Carlos, de acordo novamente. Não existe vantagem na tracção atrás até determinado índice de potência. Na garagem mora um BMW E46 18i que era do meu pai (digo era porque a dada altura veio outro e com 15 mil kms decidiu-se deixá-lo ficar por cá, estando mais a meu cargo do que dele). Não existe vantagem nenhuma em ter uma arquitectura motriz teoricamente mais eficiente. O carro não descola de forma nenhuma com piso seco. Não tem motor para explorar o que podia ter de melhor, pese embora a forma como dialoga connosco de curva para curva represente uma forma mais táctil de pisar, típica de um carro que empurra e dificilmente se encontra num carro que puxe. Todavia neste caso, e carros que venham dali, até determinado período são feitos para ter 6 cilindros em linha (hoje a esmagadora maioria do portefólio é composto por 4 magros cilindros com apêndices de fôlego...). O facto de ter versões com 4 foi uma consequência da pobreza de espírito, de carteira ou de ambos.
Verdade que ficaremos sempre a pensar o que seria o V6 Busso a empurrar um 156. Era justamente aqui que seria superlativo por oposição ao que por limitação significa puxar 192 ou 250cv. Até lá a coisa funciona perfeitamente bem para o peso que transporta. Ainda assim, quando o mesmo concorrente puxava dos 6 cilindros que começava no 20i de 150cv, fico sempre a pensar o que não seriam os 155cv do 156 2 litros com a mesma arquitectura.
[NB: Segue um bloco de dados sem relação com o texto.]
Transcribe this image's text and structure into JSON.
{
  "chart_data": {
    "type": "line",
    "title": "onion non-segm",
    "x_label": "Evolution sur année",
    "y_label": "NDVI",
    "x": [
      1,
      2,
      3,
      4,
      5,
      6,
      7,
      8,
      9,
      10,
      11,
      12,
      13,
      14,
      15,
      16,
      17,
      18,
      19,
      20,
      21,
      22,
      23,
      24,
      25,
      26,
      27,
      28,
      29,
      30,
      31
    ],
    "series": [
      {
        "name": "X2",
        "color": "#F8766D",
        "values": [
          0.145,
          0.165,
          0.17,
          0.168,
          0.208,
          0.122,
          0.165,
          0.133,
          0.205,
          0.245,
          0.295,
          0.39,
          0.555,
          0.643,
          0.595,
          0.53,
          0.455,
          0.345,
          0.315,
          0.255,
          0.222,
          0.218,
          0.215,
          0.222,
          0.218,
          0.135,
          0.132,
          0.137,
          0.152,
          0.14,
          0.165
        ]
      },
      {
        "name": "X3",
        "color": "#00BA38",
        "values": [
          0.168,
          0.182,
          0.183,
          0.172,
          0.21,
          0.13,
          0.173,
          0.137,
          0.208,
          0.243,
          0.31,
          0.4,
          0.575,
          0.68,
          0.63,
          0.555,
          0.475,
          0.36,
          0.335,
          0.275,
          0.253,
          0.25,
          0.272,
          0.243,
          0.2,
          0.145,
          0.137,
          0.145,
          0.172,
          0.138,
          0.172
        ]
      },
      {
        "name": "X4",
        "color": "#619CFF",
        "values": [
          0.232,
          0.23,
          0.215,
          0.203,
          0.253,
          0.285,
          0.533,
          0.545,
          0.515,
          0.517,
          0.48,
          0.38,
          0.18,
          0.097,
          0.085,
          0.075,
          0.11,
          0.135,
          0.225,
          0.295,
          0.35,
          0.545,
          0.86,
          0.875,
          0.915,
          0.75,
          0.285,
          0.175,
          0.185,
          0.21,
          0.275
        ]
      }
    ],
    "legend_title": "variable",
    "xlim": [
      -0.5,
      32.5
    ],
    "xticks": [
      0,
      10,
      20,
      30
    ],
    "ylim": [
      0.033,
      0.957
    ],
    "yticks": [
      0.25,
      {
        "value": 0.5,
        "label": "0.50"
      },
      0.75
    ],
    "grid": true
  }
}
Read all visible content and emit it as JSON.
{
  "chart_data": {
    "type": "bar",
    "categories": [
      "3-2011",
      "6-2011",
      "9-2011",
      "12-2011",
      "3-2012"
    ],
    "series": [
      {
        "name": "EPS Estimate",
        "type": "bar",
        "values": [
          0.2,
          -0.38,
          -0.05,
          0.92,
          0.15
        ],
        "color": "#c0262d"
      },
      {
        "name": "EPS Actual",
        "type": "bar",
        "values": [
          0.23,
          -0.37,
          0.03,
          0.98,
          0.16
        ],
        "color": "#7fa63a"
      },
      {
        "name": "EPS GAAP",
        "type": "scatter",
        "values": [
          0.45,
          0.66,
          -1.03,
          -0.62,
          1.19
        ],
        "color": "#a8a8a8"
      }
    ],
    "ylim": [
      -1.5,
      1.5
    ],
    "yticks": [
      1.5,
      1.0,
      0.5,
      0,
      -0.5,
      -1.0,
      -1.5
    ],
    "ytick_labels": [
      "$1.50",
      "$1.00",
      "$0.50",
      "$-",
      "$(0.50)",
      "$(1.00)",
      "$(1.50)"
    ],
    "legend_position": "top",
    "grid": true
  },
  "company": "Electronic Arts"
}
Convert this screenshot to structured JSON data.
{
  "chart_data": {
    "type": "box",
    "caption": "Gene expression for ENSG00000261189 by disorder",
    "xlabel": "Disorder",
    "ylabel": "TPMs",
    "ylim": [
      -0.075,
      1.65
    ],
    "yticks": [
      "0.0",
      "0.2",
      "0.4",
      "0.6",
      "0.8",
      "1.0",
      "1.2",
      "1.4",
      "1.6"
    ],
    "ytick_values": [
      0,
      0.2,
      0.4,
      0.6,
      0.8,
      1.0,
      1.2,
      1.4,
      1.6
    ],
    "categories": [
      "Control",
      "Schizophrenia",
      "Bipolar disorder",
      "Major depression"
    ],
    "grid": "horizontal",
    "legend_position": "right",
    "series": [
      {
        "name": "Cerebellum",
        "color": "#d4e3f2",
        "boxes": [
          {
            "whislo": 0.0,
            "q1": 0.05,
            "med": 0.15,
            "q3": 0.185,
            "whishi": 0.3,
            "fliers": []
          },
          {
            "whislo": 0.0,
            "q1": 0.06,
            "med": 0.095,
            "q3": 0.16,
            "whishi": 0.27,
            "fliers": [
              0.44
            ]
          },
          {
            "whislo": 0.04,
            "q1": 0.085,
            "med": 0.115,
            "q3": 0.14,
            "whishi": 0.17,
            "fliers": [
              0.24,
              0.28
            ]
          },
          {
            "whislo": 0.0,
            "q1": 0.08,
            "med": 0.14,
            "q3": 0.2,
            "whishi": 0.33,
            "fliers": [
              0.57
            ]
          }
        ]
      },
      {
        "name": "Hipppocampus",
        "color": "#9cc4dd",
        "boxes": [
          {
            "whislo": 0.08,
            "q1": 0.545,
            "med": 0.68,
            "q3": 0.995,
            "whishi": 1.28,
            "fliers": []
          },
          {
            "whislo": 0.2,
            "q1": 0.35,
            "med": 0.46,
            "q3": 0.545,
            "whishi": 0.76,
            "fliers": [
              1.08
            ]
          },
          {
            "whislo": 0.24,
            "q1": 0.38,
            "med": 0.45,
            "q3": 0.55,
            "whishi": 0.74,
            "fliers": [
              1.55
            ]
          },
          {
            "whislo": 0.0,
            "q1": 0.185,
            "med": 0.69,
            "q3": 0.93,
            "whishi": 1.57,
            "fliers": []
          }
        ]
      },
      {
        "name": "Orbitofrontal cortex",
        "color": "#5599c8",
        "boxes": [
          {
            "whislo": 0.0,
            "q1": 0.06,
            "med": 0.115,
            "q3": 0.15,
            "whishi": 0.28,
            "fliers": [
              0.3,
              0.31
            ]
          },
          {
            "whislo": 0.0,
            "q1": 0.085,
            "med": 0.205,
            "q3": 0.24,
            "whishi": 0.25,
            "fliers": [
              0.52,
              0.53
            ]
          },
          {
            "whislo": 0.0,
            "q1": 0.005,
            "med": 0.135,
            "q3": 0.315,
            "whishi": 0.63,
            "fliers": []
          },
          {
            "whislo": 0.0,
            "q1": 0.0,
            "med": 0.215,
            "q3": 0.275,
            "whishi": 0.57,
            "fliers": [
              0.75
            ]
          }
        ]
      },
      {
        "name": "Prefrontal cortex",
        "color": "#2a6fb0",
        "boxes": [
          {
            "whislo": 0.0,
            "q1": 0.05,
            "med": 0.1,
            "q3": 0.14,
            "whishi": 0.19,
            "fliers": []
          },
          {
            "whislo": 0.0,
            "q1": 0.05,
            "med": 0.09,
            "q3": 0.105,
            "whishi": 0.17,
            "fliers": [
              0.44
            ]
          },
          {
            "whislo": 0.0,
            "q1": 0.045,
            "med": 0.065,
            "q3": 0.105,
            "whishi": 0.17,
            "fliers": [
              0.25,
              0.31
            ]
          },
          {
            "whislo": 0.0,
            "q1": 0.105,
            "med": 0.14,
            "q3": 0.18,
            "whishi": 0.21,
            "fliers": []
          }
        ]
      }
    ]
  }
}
Verdade que a realidade diz que o equilíbrio de forças ainda aqui penderia para o 156, no entanto como não é possível projectar um carro de forma estrutural em função da potência e do peso, dita a ciência que empurrar um carro preveligia sobretudo maiores potências eliminando as más consequências de motores maiores e de maior peso sobre eixos de tracção. De certa forma aquilo que o 156 teoricamente perde pelas limitações de ser tracção, compensa largamente pelo melhor tacto de direcção que conheço num carro actual que nos lê o piso até à ponta dos dedos.
Quanto a vendas o 156 vendeu cerca de 600 mil unidades entre berlina e sportwagon. Muito bom ainda assim. Vendeu muito e bem também entre muitos daqueles que não ligam nada a este mestiere. Mas ao não prostituir nada dos seus princípios, ou pelo menos trabalhando em cima daqueles que não sendo seus mais se lhe assemelhassem alcançou uma quota de mercado alargada dentro daquele que é o seu espectro. Por oposição ao 159 que alcançou uma quota de mercado muito mais estreita prostituindo muitos dos seus valores tentando jogar num tabuleiro que não é o seu, fazendo o mesmo jogo dos alemães, onde perde claramente.
Relativamente ao 911, para mim é uma declaração de princípios que começou pelas conclusões. Não encontro melhor definição que aquela que usou o Pedro Marques, a qual não tinha sido capaz de traduzir tão bem do sentimento à palavra e que subscrevo na íntegra.
"Infelizmente (...) falta-lhes ali qualquer coisa, ou um investimento humano, ou um traço mais feminino, subjectivamente falando falta-lhes arte, falta-lhes metafísica, falta-lhes intelecto, não sei… são carros excelentes em tudo, mas assemelham-se mais a robôs na perfeição, do que à perfeição humana. Será que são perfeitos demais para mim? Possivelmente são e isso… não é do meu agrado. Assim como disse anteriormente em relação aos filmes, gosto de histórias de vida de coisas reais, algo que me faça interagir humanamente e no Porsche, eu Pedro Marques não o consigo fazer, o carro não fala comigo, não interage, é apenas um excelente carro e eu gostava que fosse um excelente companheiro de viagem… quero na realidade muito mais do que a Porsche me oferece."
Não tenho rigorosamente nada a acrescentar a não ser rematando que se trata efectivamente de uma questão de filosofia, de perspectiva e conduta, de expectativa e correspondência, de princípio e consequência, de prosa e de verso, de gesto e de toque, de lógica humana e lógica cartesiana. O homem é monogâmico apenas por imposição cultural. Não é possível viver enamorado de uma silhueta tão pouco elegante e que ainda por cima delega o mesmo perfil ao longo de toda a descendência. É demasiadamente aborrecido, decadente, quase incestuoso, e de nada vale fazer tudo muito bem, se no final do dia não passa de uma contabilista tão eficiente que tira o máximo do nosso IRS.